Despite spending the spring in a virtual coaching capacity instead of on the field, Miles said his assistants were making the most of their time and doing everything in their power to be ready for the day that football resumes.

A lot of that work has been done on the recruiting trail, where KU already has secured commitments from 11 players in the 2021 class.

But Miles said staff meetings, Zoom calls with the players and the chance to discover what technology can teach them about the game has helped the entire KU football staff push through these unusual times.

“The enjoyment of getting it done is still there,” Miles said. “You raise the bar as far as it can be (raised) and expect a positive outcome and then you go perform.”

The Big 12 Conference last week identified June 15 as the first day that Big 12 football players can return to campus for voluntary workouts. Kansas Athletics, which has opened up its offices to coaches again during the past couple of weeks, is operating on that timeline.

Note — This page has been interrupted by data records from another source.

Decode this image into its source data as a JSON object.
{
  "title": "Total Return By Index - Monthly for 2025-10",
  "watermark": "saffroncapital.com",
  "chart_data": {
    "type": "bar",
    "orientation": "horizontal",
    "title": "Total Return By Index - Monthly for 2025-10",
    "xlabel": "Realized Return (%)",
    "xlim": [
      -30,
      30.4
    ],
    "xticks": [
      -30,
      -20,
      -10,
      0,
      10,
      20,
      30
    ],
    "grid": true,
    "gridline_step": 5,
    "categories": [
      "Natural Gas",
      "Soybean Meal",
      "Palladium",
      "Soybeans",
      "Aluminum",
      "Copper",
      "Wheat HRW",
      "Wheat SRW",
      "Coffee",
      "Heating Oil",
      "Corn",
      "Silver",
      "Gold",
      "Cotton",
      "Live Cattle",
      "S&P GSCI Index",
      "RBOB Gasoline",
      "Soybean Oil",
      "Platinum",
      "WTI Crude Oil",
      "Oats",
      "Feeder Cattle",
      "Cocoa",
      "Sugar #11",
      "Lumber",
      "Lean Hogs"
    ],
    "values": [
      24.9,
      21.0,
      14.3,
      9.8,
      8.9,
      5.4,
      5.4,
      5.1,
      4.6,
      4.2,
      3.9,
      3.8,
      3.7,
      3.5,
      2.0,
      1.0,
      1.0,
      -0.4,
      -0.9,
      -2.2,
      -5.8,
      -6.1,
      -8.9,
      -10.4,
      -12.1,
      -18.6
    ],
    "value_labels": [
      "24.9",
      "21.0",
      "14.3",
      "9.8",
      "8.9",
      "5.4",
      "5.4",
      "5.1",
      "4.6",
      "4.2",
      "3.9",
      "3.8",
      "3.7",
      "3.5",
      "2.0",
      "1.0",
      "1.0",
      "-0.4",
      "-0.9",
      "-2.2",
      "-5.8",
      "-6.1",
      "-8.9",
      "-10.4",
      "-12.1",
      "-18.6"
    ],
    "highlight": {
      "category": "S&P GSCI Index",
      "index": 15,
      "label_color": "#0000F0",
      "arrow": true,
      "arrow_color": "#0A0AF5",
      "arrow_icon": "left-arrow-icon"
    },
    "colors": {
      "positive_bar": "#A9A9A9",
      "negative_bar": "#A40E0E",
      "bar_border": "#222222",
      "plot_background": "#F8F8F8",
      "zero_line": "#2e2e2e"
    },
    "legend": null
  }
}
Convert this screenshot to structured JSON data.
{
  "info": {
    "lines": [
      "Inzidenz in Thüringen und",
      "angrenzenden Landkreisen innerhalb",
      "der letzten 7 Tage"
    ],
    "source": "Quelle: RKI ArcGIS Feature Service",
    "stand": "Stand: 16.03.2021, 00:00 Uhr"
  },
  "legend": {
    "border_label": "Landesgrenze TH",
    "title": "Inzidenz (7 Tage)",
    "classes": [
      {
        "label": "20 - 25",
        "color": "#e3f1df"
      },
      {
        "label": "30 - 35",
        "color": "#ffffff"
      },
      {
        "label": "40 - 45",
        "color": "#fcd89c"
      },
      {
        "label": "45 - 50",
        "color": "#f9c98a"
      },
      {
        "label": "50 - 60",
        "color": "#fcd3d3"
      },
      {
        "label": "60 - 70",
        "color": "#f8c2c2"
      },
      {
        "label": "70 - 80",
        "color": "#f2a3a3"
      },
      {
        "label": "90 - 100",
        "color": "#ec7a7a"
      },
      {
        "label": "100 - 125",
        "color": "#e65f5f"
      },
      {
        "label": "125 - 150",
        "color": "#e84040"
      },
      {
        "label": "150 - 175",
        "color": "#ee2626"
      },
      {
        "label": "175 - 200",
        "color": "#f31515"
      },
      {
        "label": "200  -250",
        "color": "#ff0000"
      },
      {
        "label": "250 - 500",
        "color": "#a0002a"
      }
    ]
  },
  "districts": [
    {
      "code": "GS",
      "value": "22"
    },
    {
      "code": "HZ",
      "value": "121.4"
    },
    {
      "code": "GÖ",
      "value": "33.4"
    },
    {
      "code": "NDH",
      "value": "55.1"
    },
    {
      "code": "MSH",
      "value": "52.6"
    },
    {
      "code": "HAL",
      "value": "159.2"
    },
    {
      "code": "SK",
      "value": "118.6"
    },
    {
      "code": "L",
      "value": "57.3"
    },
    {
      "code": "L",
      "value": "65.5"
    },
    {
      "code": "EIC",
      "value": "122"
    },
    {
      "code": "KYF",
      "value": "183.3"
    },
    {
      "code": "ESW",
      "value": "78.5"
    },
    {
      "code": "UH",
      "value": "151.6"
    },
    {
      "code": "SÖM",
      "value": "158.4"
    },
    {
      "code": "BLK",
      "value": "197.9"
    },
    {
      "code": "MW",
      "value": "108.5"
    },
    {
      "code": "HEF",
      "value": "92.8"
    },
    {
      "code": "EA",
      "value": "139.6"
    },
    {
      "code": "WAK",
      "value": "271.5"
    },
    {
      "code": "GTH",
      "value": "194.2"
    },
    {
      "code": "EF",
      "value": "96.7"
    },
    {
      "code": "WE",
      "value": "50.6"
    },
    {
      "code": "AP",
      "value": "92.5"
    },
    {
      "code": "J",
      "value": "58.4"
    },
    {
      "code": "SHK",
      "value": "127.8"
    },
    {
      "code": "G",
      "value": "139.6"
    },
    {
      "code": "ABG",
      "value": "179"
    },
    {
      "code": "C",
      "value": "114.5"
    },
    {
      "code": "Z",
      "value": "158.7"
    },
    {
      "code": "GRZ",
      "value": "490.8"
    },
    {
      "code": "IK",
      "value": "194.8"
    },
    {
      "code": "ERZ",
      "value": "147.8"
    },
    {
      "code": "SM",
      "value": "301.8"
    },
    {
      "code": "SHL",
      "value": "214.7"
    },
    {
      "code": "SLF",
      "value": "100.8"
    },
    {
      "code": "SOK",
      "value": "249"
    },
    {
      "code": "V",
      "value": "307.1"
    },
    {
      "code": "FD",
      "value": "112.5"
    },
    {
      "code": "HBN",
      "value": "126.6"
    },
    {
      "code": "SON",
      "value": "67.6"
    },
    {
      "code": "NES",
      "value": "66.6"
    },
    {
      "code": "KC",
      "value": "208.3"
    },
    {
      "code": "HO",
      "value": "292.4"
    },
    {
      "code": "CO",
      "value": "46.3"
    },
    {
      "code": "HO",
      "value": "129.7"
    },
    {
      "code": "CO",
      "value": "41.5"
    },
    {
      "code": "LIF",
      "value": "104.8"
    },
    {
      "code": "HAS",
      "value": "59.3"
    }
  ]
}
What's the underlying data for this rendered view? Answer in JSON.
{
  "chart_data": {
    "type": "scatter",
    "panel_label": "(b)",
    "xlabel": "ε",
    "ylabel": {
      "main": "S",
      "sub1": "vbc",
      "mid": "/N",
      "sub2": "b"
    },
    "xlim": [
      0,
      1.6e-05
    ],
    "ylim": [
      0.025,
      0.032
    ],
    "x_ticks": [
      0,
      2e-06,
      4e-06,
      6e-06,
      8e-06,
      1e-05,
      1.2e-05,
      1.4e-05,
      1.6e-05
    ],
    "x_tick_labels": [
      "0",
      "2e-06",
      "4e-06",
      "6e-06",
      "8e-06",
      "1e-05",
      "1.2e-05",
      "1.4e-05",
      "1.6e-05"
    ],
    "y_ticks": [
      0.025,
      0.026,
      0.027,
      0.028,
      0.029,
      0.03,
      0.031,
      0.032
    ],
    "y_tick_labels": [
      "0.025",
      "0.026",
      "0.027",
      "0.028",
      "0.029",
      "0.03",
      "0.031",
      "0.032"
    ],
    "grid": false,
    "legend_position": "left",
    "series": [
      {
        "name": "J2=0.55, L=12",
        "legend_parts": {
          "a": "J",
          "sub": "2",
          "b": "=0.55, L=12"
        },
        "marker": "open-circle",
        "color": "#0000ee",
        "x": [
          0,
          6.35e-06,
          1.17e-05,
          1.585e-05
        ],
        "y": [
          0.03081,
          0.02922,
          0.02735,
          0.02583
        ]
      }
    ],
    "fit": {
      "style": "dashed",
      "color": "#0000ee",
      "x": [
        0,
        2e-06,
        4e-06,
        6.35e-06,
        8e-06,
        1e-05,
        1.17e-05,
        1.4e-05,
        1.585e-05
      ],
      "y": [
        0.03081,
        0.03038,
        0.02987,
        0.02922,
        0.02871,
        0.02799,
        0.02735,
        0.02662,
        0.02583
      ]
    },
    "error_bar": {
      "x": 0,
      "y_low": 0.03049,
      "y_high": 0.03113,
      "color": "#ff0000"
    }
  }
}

In April, the NCAA granted coaches eight hours per week of virtual instruction with their student-athletes through May 31.

During a typical offseason, coaches are allowed to work with their players for two hours a week, with six additional weekly hours available for strength and conditioning.

That puts Iannacchione and the strength and conditioning staff in a more prominent role in the coming weeks. But Miles said he was looking forward to working with all of his new hires along with KU’s six returning full-time assistants.

“We’re fortunate to have hired some really good, young coaches,” he said.

While a more typical summer schedule — again, on a voluntary basis — is now just a couple of weeks away, it’s possible that life around the Anderson Family Football Complex will start to look a little more normal next month.

But whether that plan goes off without a hitch or brings a new set of challenges, Miles said his staff would continue to work in whatever manner was required.

“Some of the guys that we’ve added, they miss the fact that they can’t sit right next to the player and they can’t walk them through and really practice them,” Miles said. “But we’re getting it done without those essentials.”